“The greatest punishment, if one isn’t willing to rule, is to be ruled by someone worse than oneself.” (Republic, 347c)

“Until philosophers rule as kings or those who are not called kings and leading men genuinely and adequately philosophize, that is, until political power and philosophy entirely coincide…cities will have no rest from evils…nor, I think, will the human race.” (Republic, 473d – e)

The other day I posted a video from the BBC. It’s a short piece from the journalist Andrew Sullivan, who says that the rise of Trump reminded him of a passage from Plato’s Republic that he’d read in college.

[Watch the video here. I especially like Trump’s glowing head.]

Plato took a dim view of democracy, claiming it was the second worst form of government. In the passage that Sullivan reads, Plato describes a descending, corrupt democracy, and argues that it’s the perfect breeding ground for a tyrant. The passage from the Republic seems eerily prescient; it seems really to capture important elements of our dysfunctional 21st Century democracy that enabled Trump to come to power.

I thought the video might be of interest for some of my Twitter followers, so I posted it with the comment: “As usual, Plato nailed it.”

A number of people retweeted or “favorited” the post. But I received a couple of negative comments from people I’d never interacted with before.

@CrispinSartwell said: “no philosopher has ever been wronger about anything than plato about politics.”

In his bio, Sartwell notes that he’s a philosophy professor, so we can assume he has some knowledge of Plato (maybe a lot). However, his comment exemplifies the impossibility of doing philosophy on social media (particularly on Twitter). What he wrote is the equivalent of: “You’re just wrong!” or “My dad can beat up your dad!”

In other words, the comment is exaggerated and philosophically unhelpful. It’s meant to shut someone down, rather than to open up a conversation. This is not to blame Professor Sartwell. His comment is perfectly appropriate for Twitter. It just illustrates my point that you can’t say anything truly subtle or analyze something properly in 140 characters.

Then, @NealCurtis made two comments. First: “No he didn’t [nail it]. Plato supported aristocratic government. It is natural he would oppose democracy. This is just age-old conservative bullshit.”

Second: “Plato supported aristocracy & opposed to democracy. It’s like using David Duke’s writings as evidence miscegenation is bad.”

plato_resized
Plato

Mr. Curtis’s bio says: “Interested in critical theory, comics, capital, SF, and technology,” so there’s no way to tell what his background in philosophy or Plato might be.

Mr. Curtis’s claim that Plato was opposed to democracy is correct. Plato was elitist and anti-egalitarian.

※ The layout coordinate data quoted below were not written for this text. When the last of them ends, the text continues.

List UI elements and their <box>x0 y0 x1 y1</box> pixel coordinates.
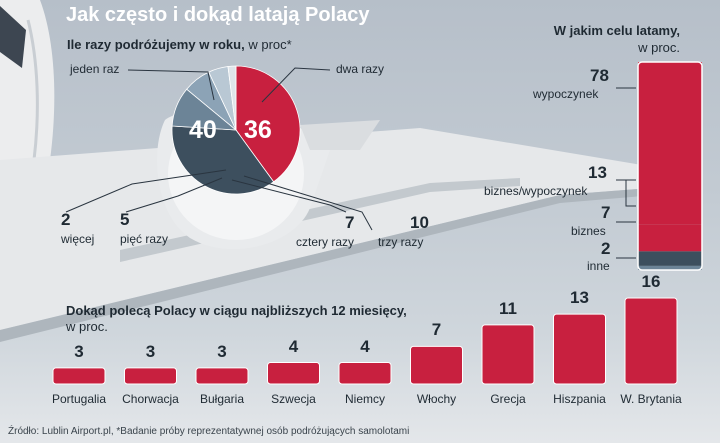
stack-label-biznes-wypoczynek: biznes/wypoczynek <box>484 184 588 198</box>
bar-label-w-brytania: W. Brytania <box>620 392 682 406</box>
pie-label-jeden-raz: jeden raz <box>70 62 120 76</box>
bar-label-hiszpania: Hiszpania <box>553 392 606 406</box>
bar-label-szwecja: Szwecja <box>271 392 316 406</box>
stack-label-wypoczynek: wypoczynek <box>533 87 599 101</box>
airplane-engine-pylon <box>300 120 380 150</box>
pie-leader-trzy-razy <box>243 175 373 231</box>
pie-label-wiecej: więcej <box>61 232 95 246</box>
pie-leader-dwa-razy <box>261 67 331 103</box>
bar-value-chorwacja: 3 <box>145 341 156 361</box>
bar-szwecja <box>267 362 320 385</box>
pie-value-trzy-razy: 10 <box>410 213 429 232</box>
pie-label-trzy-razy: trzy razy <box>378 235 424 249</box>
pie-leader-lines <box>65 67 373 231</box>
stack-title-main: W jakim celu latamy, <box>553 23 680 38</box>
source-note: Źródło: Lublin Airport.pl, *Badanie prób… <box>8 426 410 437</box>
pie-label-cztery-razy: cztery razy <box>296 235 355 249</box>
pie-value-jeden-raz: 40 <box>189 116 217 144</box>
pie-value-piec-razy: 5 <box>120 210 130 229</box>
pie-value-wiecej: 2 <box>61 210 71 229</box>
bar-portugalia <box>52 367 106 385</box>
bar-label-portugalia: Portugalia <box>51 392 107 406</box>
bars-title: Dokąd polecą Polacy w ciągu najbliższych… <box>66 303 407 335</box>
bar-value-wlochy: 7 <box>431 320 442 340</box>
bar-value-w-brytania: 16 <box>641 272 661 291</box>
stack-value-biznes-wypoczynek: 13 <box>588 163 607 182</box>
airplane-flap <box>120 178 520 262</box>
bar-w-brytania <box>624 297 678 385</box>
stack-value-biznes: 7 <box>601 203 611 222</box>
bar-label-grecja: Grecja <box>490 392 526 406</box>
bar-bulgaria <box>195 367 249 385</box>
stack-segment-wypoczynek <box>638 62 702 225</box>
pie-leader-wiecej <box>65 169 227 213</box>
pie-label-piec-razy: pięć razy <box>120 232 169 246</box>
stack-outline <box>637 61 703 271</box>
bar-chorwacja <box>124 367 177 385</box>
pie-leader-cztery-razy <box>231 179 347 213</box>
stack-value-inne: 2 <box>601 239 611 258</box>
stack-value-wypoczynek: 78 <box>590 66 609 85</box>
bar-label-bulgaria: Bułgaria <box>199 392 245 406</box>
bar-label-chorwacja: Chorwacja <box>122 392 179 406</box>
airplane-window <box>0 6 26 68</box>
pie-title-unit: w proc* <box>248 37 292 52</box>
airplane-cockpit-edge <box>26 19 39 161</box>
bar-label-wlochy: Włochy <box>416 392 457 406</box>
stack-segment-biznes <box>638 251 702 266</box>
pie-value-dwa-razy: 36 <box>244 116 272 144</box>
bar-value-hiszpania: 13 <box>570 288 589 308</box>
bar-value-niemcy: 4 <box>360 336 370 356</box>
pie-slice-jeden-raz <box>235 65 301 183</box>
stack-title-unit: w proc. <box>638 40 680 55</box>
pie-label-dwa-razy: dwa razy <box>336 62 385 76</box>
bars-title-unit: w proc. <box>66 319 108 334</box>
stack-title: W jakim celu latamy, w proc. <box>500 22 680 56</box>
pie-leader-piec-razy <box>125 177 223 213</box>
bar-value-szwecja: 4 <box>288 336 299 356</box>
pie-leader-jeden-raz <box>127 69 215 101</box>
bar-value-bulgaria: 3 <box>217 341 227 361</box>
stack-segment-biznes-wypoczynek <box>638 224 702 252</box>
bar-wlochy <box>410 345 463 385</box>
bar-chart-destinations <box>52 297 678 385</box>
main-title: Jak często i dokąd latają Polacy <box>66 4 370 26</box>
bar-label-niemcy: Niemcy <box>344 392 385 406</box>
bar-hiszpania <box>553 313 606 385</box>
stack-leader-bracket <box>625 180 636 207</box>
pie-slice-wiecej <box>227 65 237 131</box>
bars-title-main: Dokąd polecą Polacy w ciągu najbliższych… <box>66 303 407 318</box>
bar-value-portugalia: 3 <box>74 341 84 361</box>
stack-label-biznes: biznes <box>571 224 606 238</box>
pie-title: Ile razy podróżujemy w roku, w proc* <box>67 37 292 52</box>
stack-segment-inne <box>638 265 702 270</box>
bar-grecja <box>481 324 535 385</box>
bar-value-grecja: 11 <box>499 298 517 318</box>
stack-label-inne: inne <box>587 259 610 273</box>
pie-title-main: Ile razy podróżujemy w roku, <box>67 37 245 52</box>
pie-value-cztery-razy: 7 <box>345 213 355 232</box>
bar-niemcy <box>338 362 392 385</box>
stacked-bar-purpose <box>616 61 703 271</box>
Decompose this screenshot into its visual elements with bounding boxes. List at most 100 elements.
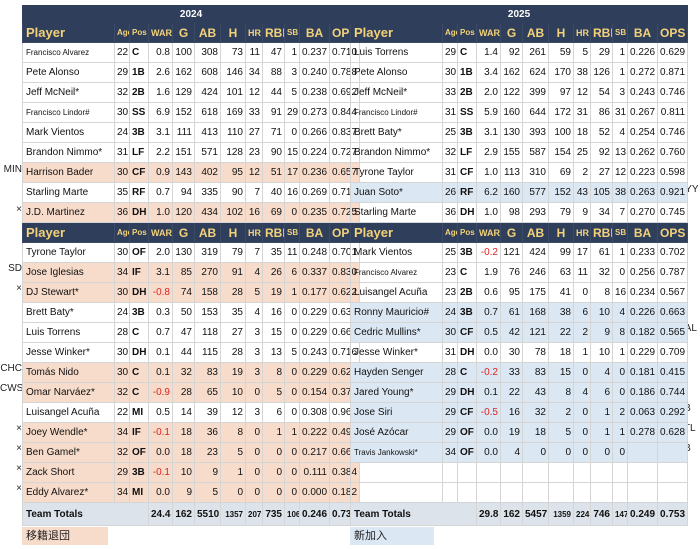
empty-cell bbox=[522, 482, 549, 503]
player-ba: 0.154 bbox=[299, 382, 330, 403]
total-h: 1357 bbox=[220, 502, 246, 526]
player-pos: 3B bbox=[129, 302, 149, 323]
player-g: 42 bbox=[500, 322, 523, 343]
player-ops: 0.921 bbox=[656, 182, 689, 203]
player-war: 0.3 bbox=[148, 302, 173, 323]
player-age: 34 bbox=[114, 422, 130, 443]
empty-cell bbox=[522, 462, 549, 483]
player-row: Francisco Alvarez 22 C 0.8 100 308 73 11 47 1 0.23… bbox=[22, 42, 361, 63]
player-hr: 4 bbox=[573, 382, 591, 403]
player-ba: 0.181 bbox=[627, 362, 658, 383]
player-hr: 18 bbox=[573, 122, 591, 143]
player-pos: OF bbox=[129, 442, 149, 463]
player-rbi: 10 bbox=[590, 302, 613, 323]
player-ba: 0.238 bbox=[299, 82, 330, 103]
player-ab: 5 bbox=[194, 482, 221, 503]
player-war: 3.1 bbox=[476, 122, 501, 143]
player-ab: 424 bbox=[522, 242, 549, 263]
player-h: 169 bbox=[220, 102, 246, 123]
player-name: Luisangel Acuña bbox=[22, 402, 115, 423]
player-pos: IF bbox=[129, 262, 149, 283]
player-rbi: 26 bbox=[262, 262, 285, 283]
player-ab: 36 bbox=[194, 422, 221, 443]
player-pos: CF bbox=[129, 162, 149, 183]
player-ba: 0.229 bbox=[299, 362, 330, 383]
player-name: Brandon Nimmo* bbox=[22, 142, 115, 163]
player-h: 27 bbox=[220, 322, 246, 343]
player-g: 61 bbox=[500, 302, 523, 323]
player-hr: 17 bbox=[573, 242, 591, 263]
player-pos: SS bbox=[129, 102, 149, 123]
player-ba: 0.243 bbox=[299, 342, 330, 363]
player-pos: C bbox=[457, 262, 477, 283]
player-rbi: 10 bbox=[590, 342, 613, 363]
empty-cell bbox=[612, 482, 628, 503]
player-rbi: 52 bbox=[590, 122, 613, 143]
player-ops: 0.746 bbox=[656, 122, 689, 143]
player-ops: 0.628 bbox=[656, 422, 689, 443]
empty-cell bbox=[627, 462, 658, 483]
empty-row bbox=[350, 482, 689, 503]
player-g: 33 bbox=[500, 362, 523, 383]
player-ba: 0.254 bbox=[627, 122, 658, 143]
player-g: 9 bbox=[172, 482, 195, 503]
player-rbi: 88 bbox=[262, 62, 285, 83]
player-h: 0 bbox=[220, 482, 246, 503]
legend-departed: 移籍退団 bbox=[22, 527, 108, 545]
player-ba: 0.266 bbox=[299, 122, 330, 143]
player-pos: 2B bbox=[457, 82, 477, 103]
player-ba: 0.248 bbox=[299, 242, 330, 263]
empty-cell bbox=[476, 462, 501, 483]
player-hr: 3 bbox=[245, 402, 263, 423]
player-rbi: 19 bbox=[262, 282, 285, 303]
player-hr: 0 bbox=[573, 422, 591, 443]
player-hr: 0 bbox=[573, 442, 591, 463]
total-hr: 207 bbox=[245, 502, 263, 526]
player-h: 41 bbox=[548, 282, 574, 303]
player-h: 146 bbox=[220, 62, 246, 83]
player-hr: 4 bbox=[245, 302, 263, 323]
player-ba: 0.337 bbox=[299, 262, 330, 283]
player-g: 98 bbox=[500, 202, 523, 223]
player-row: José Azócar 29 OF 0.0 19 18 5 0 1 1 0.278 0.628 bbox=[350, 422, 689, 443]
player-name: Mark Vientos bbox=[350, 242, 443, 263]
player-age: 28 bbox=[114, 322, 130, 343]
column-header-rbi: RBI bbox=[262, 22, 285, 43]
player-row: Brett Baty* 25 3B 3.1 130 393 100 18 52 4 0.254 0.7… bbox=[350, 122, 689, 143]
player-age: 34 bbox=[114, 482, 130, 503]
player-sb: 0 bbox=[284, 482, 300, 503]
player-pos: 3B bbox=[457, 302, 477, 323]
column-header-rbi: RBI bbox=[590, 22, 613, 43]
player-sb: 1 bbox=[612, 42, 628, 63]
player-g: 121 bbox=[500, 242, 523, 263]
player-name: Omar Narváez* bbox=[22, 382, 115, 403]
player-row: Pete Alonso 29 1B 2.6 162 608 146 34 88 3 0.240 0.7… bbox=[22, 62, 361, 83]
player-g: 10 bbox=[172, 462, 195, 483]
player-ba: 0.182 bbox=[627, 322, 658, 343]
player-hr: 0 bbox=[245, 382, 263, 403]
player-ba: 0.111 bbox=[299, 462, 330, 483]
player-sb: 8 bbox=[612, 322, 628, 343]
player-sb: 2 bbox=[612, 402, 628, 423]
player-ab: 158 bbox=[194, 282, 221, 303]
column-header-pos: Pos bbox=[457, 22, 477, 43]
player-h: 8 bbox=[548, 382, 574, 403]
player-row: J.D. Martinez 36 DH 1.0 120 434 102 16 69 0 0.235 0… bbox=[22, 202, 361, 223]
player-row: Brandon Nimmo* 32 LF 2.9 155 587 154 25 92 13 0.26… bbox=[350, 142, 689, 163]
total-hr: 224 bbox=[573, 502, 591, 526]
player-g: 162 bbox=[172, 62, 195, 83]
player-ab: 434 bbox=[194, 202, 221, 223]
player-ab: 618 bbox=[194, 102, 221, 123]
player-row: Tomás Nido 30 C 0.1 32 83 19 3 8 0 0.229 0.623 bbox=[22, 362, 361, 383]
player-age: 30 bbox=[114, 342, 130, 363]
player-hr: 0 bbox=[245, 422, 263, 443]
player-ba: 0.223 bbox=[627, 162, 658, 183]
total-ab: 5457 bbox=[522, 502, 549, 526]
player-age: 29 bbox=[442, 382, 458, 403]
table-2025: 2025PlayerAgePosWARGABHHRRBISBBAOPSLuis … bbox=[349, 5, 689, 526]
player-h: 152 bbox=[548, 182, 574, 203]
player-ba: 0.222 bbox=[299, 422, 330, 443]
column-header-age: Age bbox=[442, 22, 458, 43]
player-h: 59 bbox=[548, 42, 574, 63]
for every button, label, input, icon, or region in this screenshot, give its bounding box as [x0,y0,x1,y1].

However, his claim that Plato “supported aristocracy” is quite misleading, at least as far as the arguments in the Republic go. “Aristocracy” means literally “rule of the best,” so Plato wasn’t advocating the divine right of kings.

Rather, he was claiming that in the ideal city, the best people suited to ruling would rule. They’d have to be truly wise people, philosophers in fact. What’s more, in this utopia, the rulers would have no private property, to prevent bribery; and they would have no individual spouses and wouldn’t know who their own children were, so that they’d have loyalty to the city-state, and not to an individual family. This is a far cry from the historical examples of aristocracy we’re familiar with.

Misleading interpretations aside, it seems to me, that both Professor Sartwell and Mr. Curtis’s comments are short-sighted. Even if you disagree with Plato’s politics, and even if you disagree vehemently with his assessment of democracy, his discussion in the Republic may hold some key insights into the ways in which a democracy such as our own, when it falls into dysfunction (which it has), can become a breeding ground for a tyrant.

Indeed, especially if you disagree vehemently with Plato and hold democracy and its freedoms dear, you should pay close attention to the dangers he foresaw. Perhaps if we’d all read the Republic a little more closely, we wouldn’t be in the mess we’re in.